3 More than four and a half centuries after her martyrdom at the hands of churchmen, Joan was canonized by the pope and named a patron of France.

4 See Volume II of the Hinges of History, The Gifts of the Jews,Chapter I. Quite recent and isolated finds—a few undecipherable hieroglyphs on tiny bone tags—at Abydos in Egypt may indicate that the Egyptians invented writing at almost the same time as the Mesopotamian Sumerians. But it would appear from the fragmentary evidence that the Sumerians disseminated their invention more quickly and used it far more extensively than did the Egyptians of this period.

5 The economist W. Brian Arthur argues in The Nature of Technology: What It Is and How It Evolves that new technologies are seldom, if ever, accidents but normally emerge as novel combinations of already existing technologies, brought together by human beings who are searching for means to ends they have already identified.

6 Though Korean, like several other Eastern languages, would eventually adopt an alphabet, the Chinese languages would never do so. It is enlightening, however, to list, as Eduardo Galeano, that great list maker, has done, the principal inventions that have come to the West from China: “Silk began there, five thousand years ago. Before anyone else the Chinese discovered, named, and cultivated tea. They were the first to mine salt from below ground and the first to use gas and oil in their stoves and lamps. They made lightweight iron plows and machines for planting, threshing, and harvesting two thousand years before the English mechanized their agriculture.

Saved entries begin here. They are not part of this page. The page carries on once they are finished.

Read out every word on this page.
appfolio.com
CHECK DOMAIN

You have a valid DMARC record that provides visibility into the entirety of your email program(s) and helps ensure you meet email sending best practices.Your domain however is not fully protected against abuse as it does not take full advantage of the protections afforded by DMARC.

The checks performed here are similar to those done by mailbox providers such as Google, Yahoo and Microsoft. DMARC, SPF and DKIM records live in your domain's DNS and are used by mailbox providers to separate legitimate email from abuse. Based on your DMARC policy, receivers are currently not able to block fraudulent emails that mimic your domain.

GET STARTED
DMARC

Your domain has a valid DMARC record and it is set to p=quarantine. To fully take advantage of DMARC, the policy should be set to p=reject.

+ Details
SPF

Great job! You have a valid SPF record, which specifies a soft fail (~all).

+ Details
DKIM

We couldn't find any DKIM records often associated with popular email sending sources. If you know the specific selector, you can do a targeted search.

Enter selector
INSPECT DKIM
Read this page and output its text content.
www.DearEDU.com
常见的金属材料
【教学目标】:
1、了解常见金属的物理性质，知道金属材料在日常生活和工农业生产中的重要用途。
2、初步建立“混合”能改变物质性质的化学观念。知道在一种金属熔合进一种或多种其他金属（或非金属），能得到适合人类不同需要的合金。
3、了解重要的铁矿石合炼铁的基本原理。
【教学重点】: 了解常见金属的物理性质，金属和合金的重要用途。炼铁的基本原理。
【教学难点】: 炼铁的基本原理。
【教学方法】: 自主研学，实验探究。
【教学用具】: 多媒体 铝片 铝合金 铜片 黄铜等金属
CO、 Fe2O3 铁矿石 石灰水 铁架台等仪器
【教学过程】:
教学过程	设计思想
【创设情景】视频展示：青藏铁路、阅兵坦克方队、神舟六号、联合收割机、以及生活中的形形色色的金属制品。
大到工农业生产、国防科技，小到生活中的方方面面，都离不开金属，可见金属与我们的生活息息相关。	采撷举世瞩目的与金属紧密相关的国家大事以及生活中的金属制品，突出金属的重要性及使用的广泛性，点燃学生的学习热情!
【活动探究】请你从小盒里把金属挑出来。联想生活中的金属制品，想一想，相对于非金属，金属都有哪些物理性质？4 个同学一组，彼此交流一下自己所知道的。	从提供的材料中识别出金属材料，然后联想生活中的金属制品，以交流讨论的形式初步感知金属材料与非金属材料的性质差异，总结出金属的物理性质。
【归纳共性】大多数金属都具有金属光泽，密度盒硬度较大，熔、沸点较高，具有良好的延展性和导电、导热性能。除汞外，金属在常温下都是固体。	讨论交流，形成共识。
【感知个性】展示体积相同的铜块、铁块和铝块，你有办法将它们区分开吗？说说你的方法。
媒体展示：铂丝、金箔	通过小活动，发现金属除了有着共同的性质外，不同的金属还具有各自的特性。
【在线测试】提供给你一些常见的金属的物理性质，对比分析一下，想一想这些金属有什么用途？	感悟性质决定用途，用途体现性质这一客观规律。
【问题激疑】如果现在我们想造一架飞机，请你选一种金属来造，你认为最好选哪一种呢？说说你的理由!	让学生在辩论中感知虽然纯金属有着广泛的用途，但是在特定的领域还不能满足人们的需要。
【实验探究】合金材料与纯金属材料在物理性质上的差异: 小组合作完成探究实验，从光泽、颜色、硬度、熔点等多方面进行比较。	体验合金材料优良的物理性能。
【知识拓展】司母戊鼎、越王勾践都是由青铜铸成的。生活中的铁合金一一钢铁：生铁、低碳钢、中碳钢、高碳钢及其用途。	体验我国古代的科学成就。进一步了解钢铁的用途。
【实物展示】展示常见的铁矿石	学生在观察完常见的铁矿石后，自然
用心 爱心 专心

They invented the compass eleven hundred years before Europe’s ships began to use them. A thousand years before the Germans, they discovered that water-driven mills could power their iron and steel foundries. Nineteen hundred years ago, they invented paper. They printed books six centuries before Gutenberg, and two centuries before him they used mobile type in their printing presses. Twelve hundred years ago, they invented gunpowder, and a century later the cannon. Nine hundred years ago, they made silk-weaving machines with bobbins worked by pedals, which the Italians copied after a two-century delay. They also invented the rudder, the spinning wheel, acupuncture, porcelain, soccer, playing cards, the magic lantern, fireworks, the pinwheel, paper money, the mechanical clock, the seismograph, lacquer, phosphorescent paint, the fishing reel, the suspension bridge, the wheelbarrow, the umbrella, the fan, the stirrup, the horseshoe, the key, the toothbrush, and other things hardly worth mentioning.”

7 The speaker is David B. Yoffie of the Harvard Business School, commenting on the role of Steve Jobs in computer technology.